The Biddeford arts organization that was formed on the premise that it could help revitalize the city – and did – is losing the only executive director it’s ever had, and it might take a team to replace her.

After 10 years of building Engine into an arts group that caters to an entire community, with exhibits and programs for children and adults, co-founding director Tammy Ackerman will leave the organization this summer. “It’s a difficult time to make a decision like this, but I also think the timing is good,” she said. “Taking it all into consideration, this presents an opportunity for someone to step into an organization that has laid a great foundation and move it forward.”

In addition to searching for a new director, Engine also faces a major change in its long-term plans with its recent decision to attempt to sell the Marble Block Building on Main Street instead of continuing with a massive and costly renovation and revitalization project on its own.
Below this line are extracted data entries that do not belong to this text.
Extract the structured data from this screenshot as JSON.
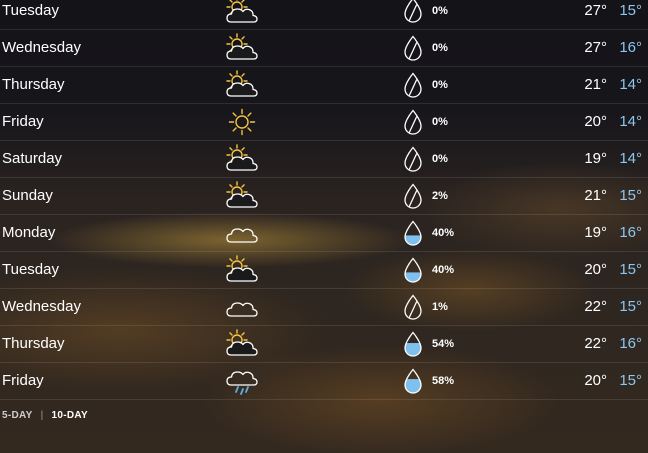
{
  "forecast": [
    {
      "day": "Tuesday",
      "icon": "partly-sunny-icon",
      "precip": "0%",
      "hi": "27°",
      "lo": "15°",
      "rain_fill": 0
    },
    {
      "day": "Wednesday",
      "icon": "partly-sunny-icon",
      "precip": "0%",
      "hi": "27°",
      "lo": "16°",
      "rain_fill": 0
    },
    {
      "day": "Thursday",
      "icon": "partly-sunny-icon",
      "precip": "0%",
      "hi": "21°",
      "lo": "14°",
      "rain_fill": 0
    },
    {
      "day": "Friday",
      "icon": "sun-icon",
      "precip": "0%",
      "hi": "20°",
      "lo": "14°",
      "rain_fill": 0
    },
    {
      "day": "Saturday",
      "icon": "partly-sunny-icon",
      "precip": "0%",
      "hi": "19°",
      "lo": "14°",
      "rain_fill": 0
    },
    {
      "day": "Sunday",
      "icon": "partly-sunny-icon",
      "precip": "2%",
      "hi": "21°",
      "lo": "15°",
      "rain_fill": 0.02
    },
    {
      "day": "Monday",
      "icon": "cloud-icon",
      "precip": "40%",
      "hi": "19°",
      "lo": "16°",
      "rain_fill": 0.4
    },
    {
      "day": "Tuesday",
      "icon": "partly-sunny-icon",
      "precip": "40%",
      "hi": "20°",
      "lo": "15°",
      "rain_fill": 0.4
    },
    {
      "day": "Wednesday",
      "icon": "cloud-icon",
      "precip": "1%",
      "hi": "22°",
      "lo": "15°",
      "rain_fill": 0.01
    },
    {
      "day": "Thursday",
      "icon": "partly-sunny-icon",
      "precip": "54%",
      "hi": "22°",
      "lo": "16°",
      "rain_fill": 0.54
    },
    {
      "day": "Friday",
      "icon": "rain-cloud-icon",
      "precip": "58%",
      "hi": "20°",
      "lo": "15°",
      "rain_fill": 0.58
    }
  ],
  "footer": {
    "five_day": "5-DAY",
    "separator": "|",
    "ten_day": "10-DAY"
  },
  "colors": {
    "sun": "#f5c542",
    "rain": "#5aaee8",
    "low_temp": "#8cc7f2",
    "drop_fill": "#7fc0ee"
  }
}
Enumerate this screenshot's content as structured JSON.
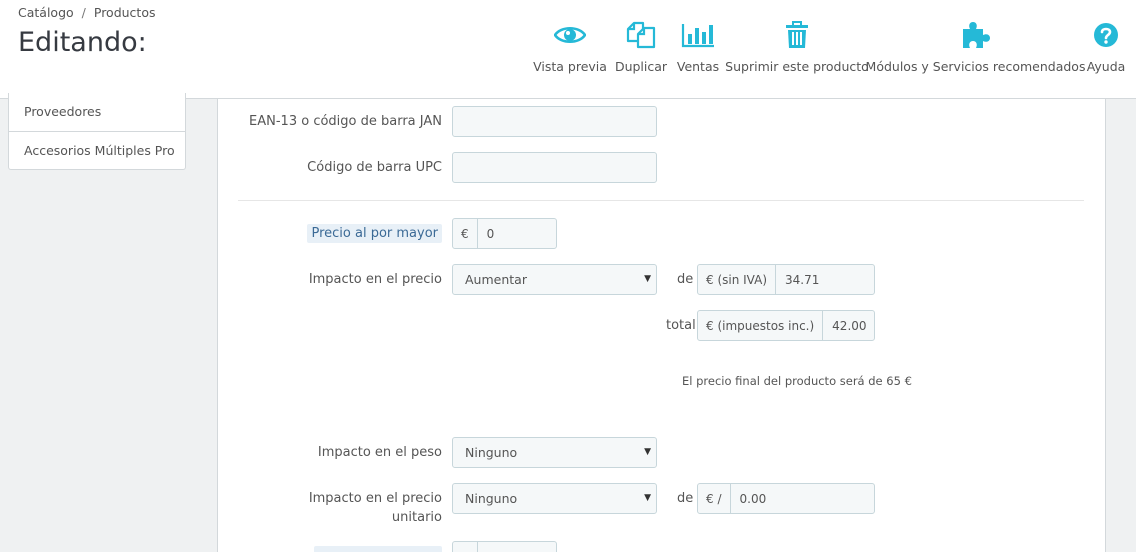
{
  "breadcrumb": {
    "catalog": "Catálogo",
    "separator": "/",
    "products": "Productos"
  },
  "page_title": "Editando:",
  "toolbar": [
    {
      "label": "Vista previa",
      "icon": "eye-icon"
    },
    {
      "label": "Duplicar",
      "icon": "duplicate-icon"
    },
    {
      "label": "Ventas",
      "icon": "bar-chart-icon"
    },
    {
      "label": "Suprimir este producto",
      "icon": "trash-icon"
    },
    {
      "label": "Módulos y Servicios recomendados",
      "icon": "puzzle-icon"
    },
    {
      "label": "Ayuda",
      "icon": "help-icon"
    }
  ],
  "colors": {
    "accent": "#25b9d7",
    "label_highlight_bg": "#e8f0f7"
  },
  "sidebar": {
    "items": [
      {
        "label": "Proveedores"
      },
      {
        "label": "Accesorios Múltiples Pro"
      }
    ]
  },
  "form": {
    "ean13": {
      "label": "EAN-13 o código de barra JAN",
      "value": ""
    },
    "upc": {
      "label": "Código de barra UPC",
      "value": ""
    },
    "wholesale": {
      "label": "Precio al por mayor",
      "currency": "€",
      "value": "0"
    },
    "price_impact": {
      "label": "Impacto en el precio",
      "selected": "Aumentar",
      "de_word": "de",
      "tax_excl_addon": "€ (sin IVA)",
      "tax_excl_value": "34.71",
      "total_word": "total",
      "tax_incl_addon": "€ (impuestos inc.)",
      "tax_incl_value": "42.00",
      "final_note": "El precio final del producto será de 65 €"
    },
    "weight_impact": {
      "label": "Impacto en el peso",
      "selected": "Ninguno"
    },
    "unit_price_impact": {
      "label_line1": "Impacto en el precio",
      "label_line2": "unitario",
      "selected": "Ninguno",
      "de_word": "de",
      "addon": "€ /",
      "value": "0.00"
    }
  }
}
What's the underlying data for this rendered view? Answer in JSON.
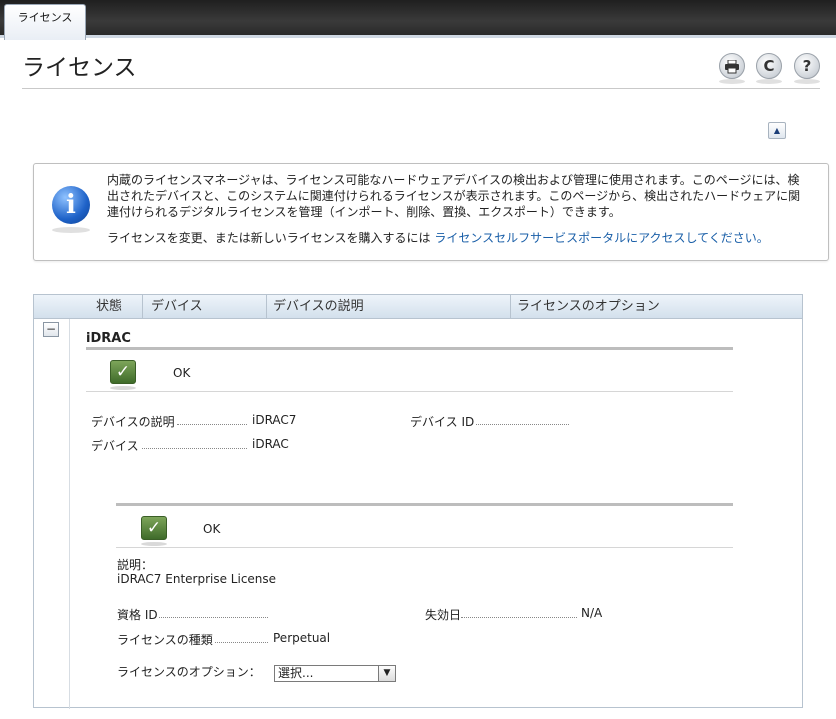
{
  "tabs": [
    {
      "label": "ライセンス"
    }
  ],
  "page": {
    "title": "ライセンス"
  },
  "toolbar": {
    "print_icon": "printer-icon",
    "refresh_icon": "refresh-icon",
    "help_icon": "help-icon",
    "refresh_glyph": "C",
    "help_glyph": "?"
  },
  "collapse_top_glyph": "▲",
  "info": {
    "icon": "info-icon",
    "glyph": "i",
    "text": "内蔵のライセンスマネージャは、ライセンス可能なハードウェアデバイスの検出および管理に使用されます。このページには、検出されたデバイスと、このシステムに関連付けられるライセンスが表示されます。このページから、検出されたハードウェアに関連付けられるデジタルライセンスを管理（インポート、削除、置換、エクスポート）できます。",
    "link_prefix": "ライセンスを変更、または新しいライセンスを購入するには ",
    "link_text": "ライセンスセルフサービスポータルにアクセスしてください。"
  },
  "grid": {
    "columns": [
      "状態",
      "デバイス",
      "デバイスの説明",
      "ライセンスのオプション"
    ],
    "expand_glyph": "−"
  },
  "device": {
    "name": "iDRAC",
    "status": "OK",
    "check_glyph": "✓",
    "description_label": "デバイスの説明",
    "description_value": "iDRAC7",
    "device_label": "デバイス",
    "device_value": "iDRAC",
    "device_id_label": "デバイス ID",
    "device_id_value": ""
  },
  "license": {
    "status": "OK",
    "desc_label": "説明：",
    "desc_value": "iDRAC7 Enterprise License",
    "entitlement_label": "資格 ID",
    "entitlement_value": "",
    "expiry_label": "失効日",
    "expiry_value": "N/A",
    "type_label": "ライセンスの種類",
    "type_value": "Perpetual",
    "options_label": "ライセンスのオプション：",
    "options_selected": "選択...",
    "dropdown_glyph": "▼"
  }
}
Engine still hopes to occupy the building and make it its long-term home, as well as the center of Biddeford’s arts activity, said Engine board president Karin Gregory, but is seeking a development partner to complete the project.

Engine purchased the building from Reny’s department store for $1 in 2011 and has raised and invested about $400,000 to remove lead and asbestos, install a sprinkler system and upgrade power. Given the uncertainties surrounding the philanthropic community coming out of a pandemic, it makes sense now to try to sell the building and work with a new owner, Gregory said.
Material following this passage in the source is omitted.